The three equity incentives covered thousands of employees, with the aim of strengthening technical barriers and talent barriers. Beifang Huachuang issued three equity incentive plans in 2018, 2019, and 2022, respectively. In total, shares and options granted account for 5% of the current total share capital. In addition to performance, the company's equity incentive assessment index also requires indicators such as R&D expenditure and patent applications, consolidating the company's technical advantage barriers and helping to continuously expand the scope of the company's business layout.

Advanced manufacturing processes drive up the unit price of products, and the combined scale effect is expected to increase profitability. The high technical difficulty and product complexity of advanced process equipment makes the unit price higher. The company's share of revenue in the integrated circuit field is expected to increase in the future, and at the same time, the share of advanced manufacturing processes in the integrated circuit field will increase steadily, which is expected to increase steadily. Due to the scale effect, the company's expenses rate continued to decline. In 2023, the company's total period expenses rate was 24.0%, a year-on-year decrease of 3.1 pcts. Amortization of the company's equity incentive expenses peaked in 2023 and fell to 2% of revenue in 2024. The company's net profit margin is expected to continue to rise.

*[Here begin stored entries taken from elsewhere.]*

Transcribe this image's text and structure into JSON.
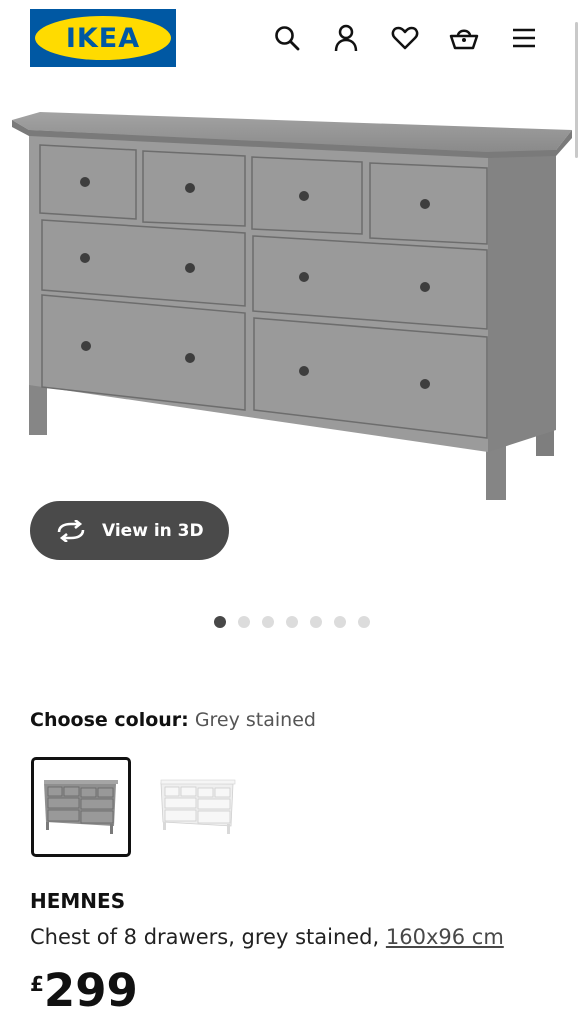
{
  "header": {
    "logo_text": "IKEA",
    "icons": [
      "search-icon",
      "user-icon",
      "heart-icon",
      "basket-icon",
      "menu-icon"
    ]
  },
  "product": {
    "view_3d_label": "View in 3D",
    "carousel": {
      "total_images": 7,
      "active_index": 0
    },
    "colour_label": "Choose colour:",
    "colour_value": "Grey stained",
    "swatches": [
      {
        "name": "Grey stained",
        "selected": true
      },
      {
        "name": "White stain",
        "selected": false
      }
    ],
    "name": "HEMNES",
    "description": "Chest of 8 drawers, grey stained, ",
    "dimensions": "160x96 cm",
    "currency": "£",
    "price": "299"
  },
  "colors": {
    "brand_blue": "#0058a3",
    "brand_yellow": "#ffdb00",
    "furniture_grey": "#8e8e8e"
  }
}
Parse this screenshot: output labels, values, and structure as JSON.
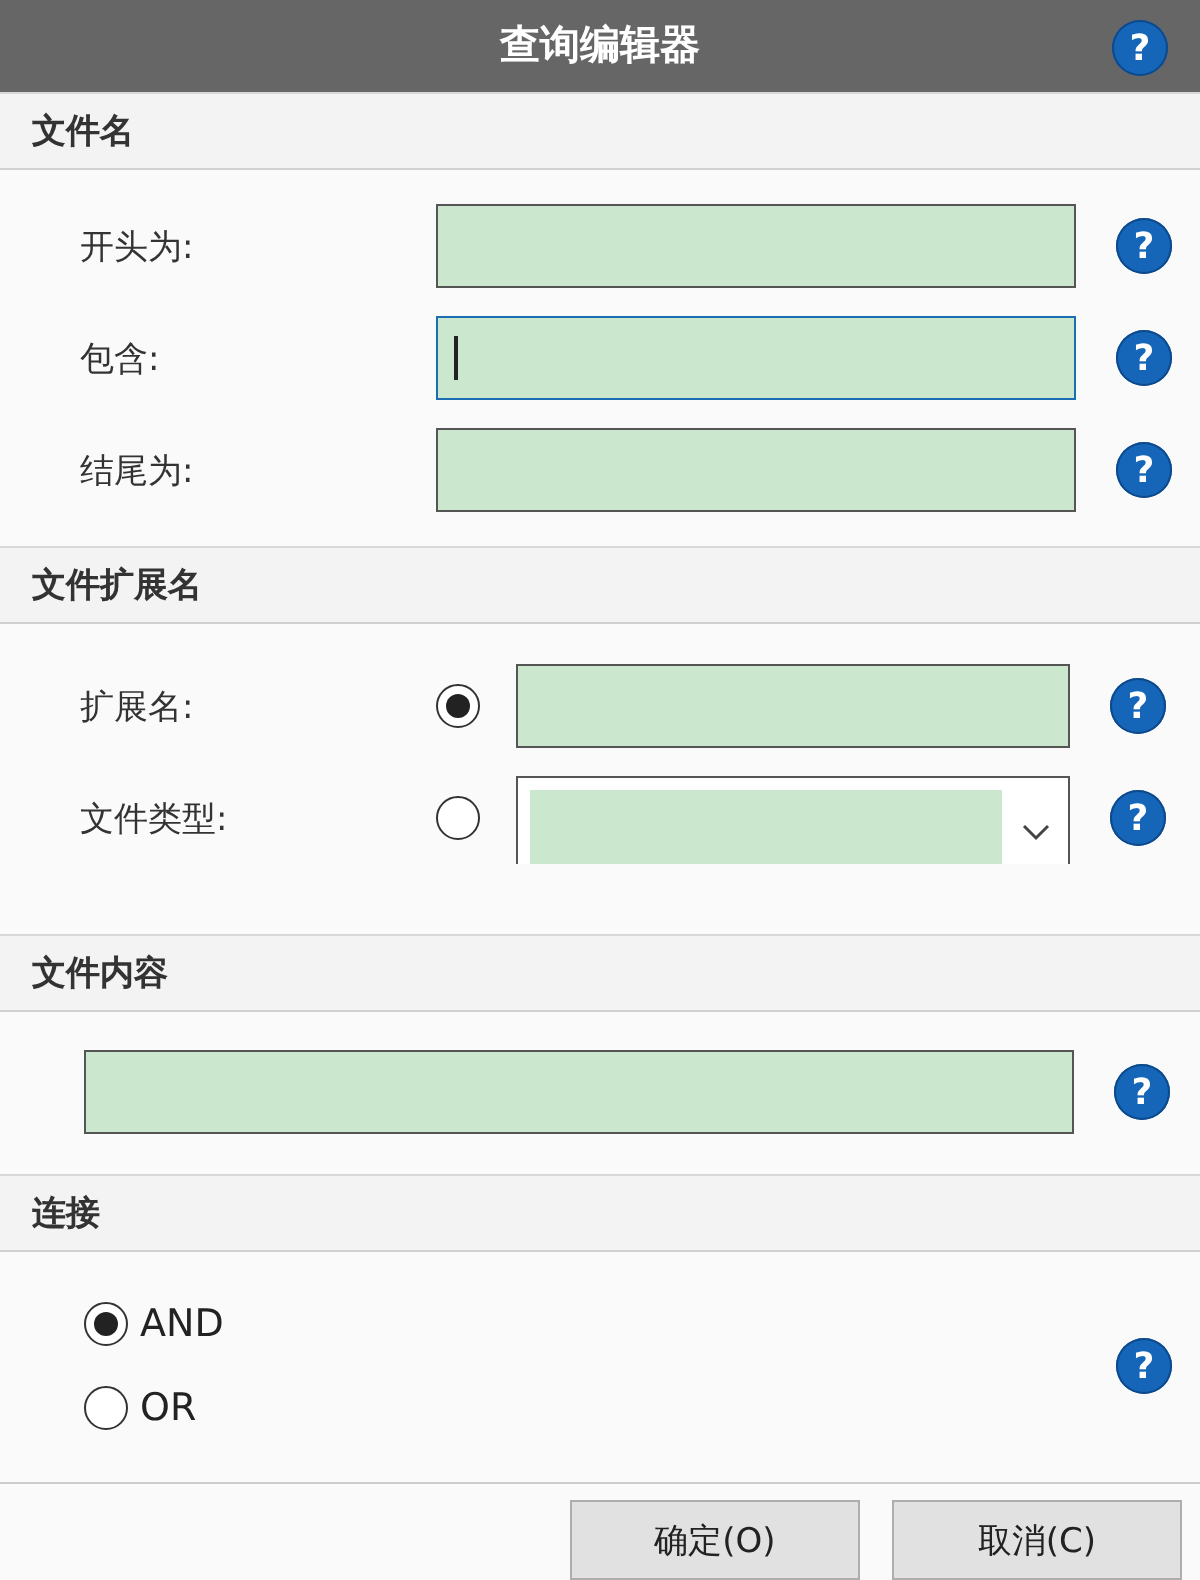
{
  "window": {
    "title": "查询编辑器",
    "help": "?"
  },
  "sections": [
    {
      "title": "文件名",
      "kind": "fields",
      "rows": [
        {
          "label": "开头为:",
          "focused": false,
          "help": "?"
        },
        {
          "label": "包含:",
          "focused": true,
          "help": "?"
        },
        {
          "label": "结尾为:",
          "focused": false,
          "help": "?"
        }
      ]
    },
    {
      "title": "文件扩展名",
      "kind": "choice",
      "rows": [
        {
          "label": "扩展名:",
          "kind": "text",
          "selected": true,
          "help": "?"
        },
        {
          "label": "文件类型:",
          "kind": "dropdown",
          "selected": false,
          "help": "?"
        }
      ]
    },
    {
      "title": "文件内容",
      "kind": "content",
      "help": "?"
    },
    {
      "title": "连接",
      "kind": "connect",
      "help": "?",
      "options": [
        {
          "label": "AND",
          "selected": true
        },
        {
          "label": "OR",
          "selected": false
        }
      ]
    }
  ],
  "buttons": [
    "确定(O)",
    "取消(C)"
  ]
}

Investment analysis opinion: First coverage gives the company a “buy” rating. The company's 2024-2026 revenue is expected to be 307.9, 39.98, and 50.32 billion, corresponding to year-on-year growth rates of 39.4%, 29.9%, and net profit of 57.0, 77.1, and 10.12 billion yuan, corresponding to year-on-year growth rates of 46.1%, 35.3%, and 31.3%, corresponding to dynamic PE 29, 22, 17 times, and lower than that of major overseas semiconductor equipment manufacturers such as applied materials. Using the dynamic PE relative valuation method, the company was given 39.3 times the 24-year dynamic PE, corresponding to a target market value of 223.6 billion yuan and a target price of 421.16 yuan, with room for an increase of 33.9% over the total market value at the close of June 25.

Risk warning: The scale and pace of production expansion in the fab fell short of expectations; the company's technological breakthroughs fell short of expectations.

The translation is provided by third-party software.